- Written by: Alan Ayckbourn
- Characters: Richard Anthea Hugh Louise Sven Olive Brian Melody Mandy Mo Debbie
- Original language: English

Premiere
- Date premiered: 11 January 1978
- Place premiered: Stephen Joseph Theatre

= Joking Apart (play) =

Joking Apart is a 1978 play by English playwright Alan Ayckbourn. It premiered on 11 January 1978 at the Stephen Joseph Theatre in Scarborough, North Yorkshire.

==Premise==
Charming and naturally successful in everything they do, happily married middle-class couple Anthea and Richard almost unconsciously but ruthlessly dominate the lives of everyone whose company they keep, as seen at four gatherings at their home that take place at various points over a 12-year period: Richard's business partner Sven is ousted from their firm and experiences problems with his wife Olive, Brian goes through a series of girlfriends (Melody, Mandy, and Mo) in an attempt to move on from his feelings for Anthea, local vicar Hugh falls hopelessly for Anthea, and Hugh's wife Louise is driven to drugs by Anthea and Richard's perfect life and unrelenting kindness.
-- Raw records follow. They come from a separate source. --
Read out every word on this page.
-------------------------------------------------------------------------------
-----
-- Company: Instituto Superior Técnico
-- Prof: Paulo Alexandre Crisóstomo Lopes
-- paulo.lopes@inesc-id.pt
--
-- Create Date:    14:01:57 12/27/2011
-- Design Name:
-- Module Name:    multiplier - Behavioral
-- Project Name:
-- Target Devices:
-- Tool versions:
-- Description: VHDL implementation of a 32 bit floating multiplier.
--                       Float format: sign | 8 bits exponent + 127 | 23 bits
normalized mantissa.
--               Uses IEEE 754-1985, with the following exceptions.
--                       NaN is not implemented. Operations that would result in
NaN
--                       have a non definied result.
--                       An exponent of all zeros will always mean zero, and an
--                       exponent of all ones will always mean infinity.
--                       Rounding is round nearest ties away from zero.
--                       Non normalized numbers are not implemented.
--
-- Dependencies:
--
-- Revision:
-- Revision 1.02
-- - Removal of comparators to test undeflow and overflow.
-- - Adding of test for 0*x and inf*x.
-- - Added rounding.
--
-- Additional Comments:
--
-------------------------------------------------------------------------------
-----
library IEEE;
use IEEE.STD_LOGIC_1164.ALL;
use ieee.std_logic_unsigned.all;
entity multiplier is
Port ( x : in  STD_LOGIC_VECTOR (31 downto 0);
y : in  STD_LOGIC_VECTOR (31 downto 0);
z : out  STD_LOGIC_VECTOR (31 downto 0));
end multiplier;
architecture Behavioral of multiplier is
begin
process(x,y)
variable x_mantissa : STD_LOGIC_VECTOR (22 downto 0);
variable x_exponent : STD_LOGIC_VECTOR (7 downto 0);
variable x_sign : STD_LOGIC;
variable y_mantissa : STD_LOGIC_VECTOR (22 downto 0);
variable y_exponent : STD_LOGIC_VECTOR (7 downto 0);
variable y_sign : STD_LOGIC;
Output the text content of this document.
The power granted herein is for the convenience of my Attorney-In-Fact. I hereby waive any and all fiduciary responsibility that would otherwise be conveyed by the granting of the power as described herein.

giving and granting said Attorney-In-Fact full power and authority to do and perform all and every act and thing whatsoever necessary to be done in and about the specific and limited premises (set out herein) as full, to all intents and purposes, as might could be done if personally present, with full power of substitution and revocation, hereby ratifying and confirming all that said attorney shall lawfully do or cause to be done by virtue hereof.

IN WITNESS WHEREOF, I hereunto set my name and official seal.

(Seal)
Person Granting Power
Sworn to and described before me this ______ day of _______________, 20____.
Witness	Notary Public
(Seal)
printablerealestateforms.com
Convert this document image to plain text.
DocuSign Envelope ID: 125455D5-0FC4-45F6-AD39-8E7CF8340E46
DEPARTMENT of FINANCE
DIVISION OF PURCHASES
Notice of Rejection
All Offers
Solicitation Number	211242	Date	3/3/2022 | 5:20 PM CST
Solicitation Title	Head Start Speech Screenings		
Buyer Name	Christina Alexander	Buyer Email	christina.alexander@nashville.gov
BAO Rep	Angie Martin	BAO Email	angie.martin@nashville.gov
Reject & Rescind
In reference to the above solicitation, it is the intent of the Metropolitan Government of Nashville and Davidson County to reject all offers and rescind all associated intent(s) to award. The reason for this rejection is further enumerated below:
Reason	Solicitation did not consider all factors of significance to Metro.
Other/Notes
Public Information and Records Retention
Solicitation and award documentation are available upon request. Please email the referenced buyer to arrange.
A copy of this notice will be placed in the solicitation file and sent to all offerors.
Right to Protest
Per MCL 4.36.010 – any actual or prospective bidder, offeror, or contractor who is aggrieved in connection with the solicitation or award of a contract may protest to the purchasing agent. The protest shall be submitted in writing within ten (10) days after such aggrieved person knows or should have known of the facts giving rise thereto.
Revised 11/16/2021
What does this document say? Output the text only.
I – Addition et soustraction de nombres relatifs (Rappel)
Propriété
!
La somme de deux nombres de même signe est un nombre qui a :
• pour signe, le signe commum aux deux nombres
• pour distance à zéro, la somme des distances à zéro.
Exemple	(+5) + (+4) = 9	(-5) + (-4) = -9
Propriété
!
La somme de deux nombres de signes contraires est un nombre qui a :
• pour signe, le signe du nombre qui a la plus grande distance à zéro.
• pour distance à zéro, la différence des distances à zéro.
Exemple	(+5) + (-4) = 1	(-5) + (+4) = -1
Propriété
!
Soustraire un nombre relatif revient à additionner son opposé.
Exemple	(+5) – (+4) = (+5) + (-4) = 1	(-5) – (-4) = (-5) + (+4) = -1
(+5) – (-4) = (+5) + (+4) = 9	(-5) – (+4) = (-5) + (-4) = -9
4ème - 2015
The play ends with Anthea and Richard's daughter Debbie awaiting the guests for her 18th birthday party, where Brian sees her as his next and final substitute for Anthea.

==Production==
Written in response to criticism that Ayckbourn only ever wrote about unhappy couples, the play follows a happy couple who inadvertently worsen the lives of their friends. In most productions, Brian's girlfriends are portrayed by the same actress, with other characters commenting on their similar physical appearances.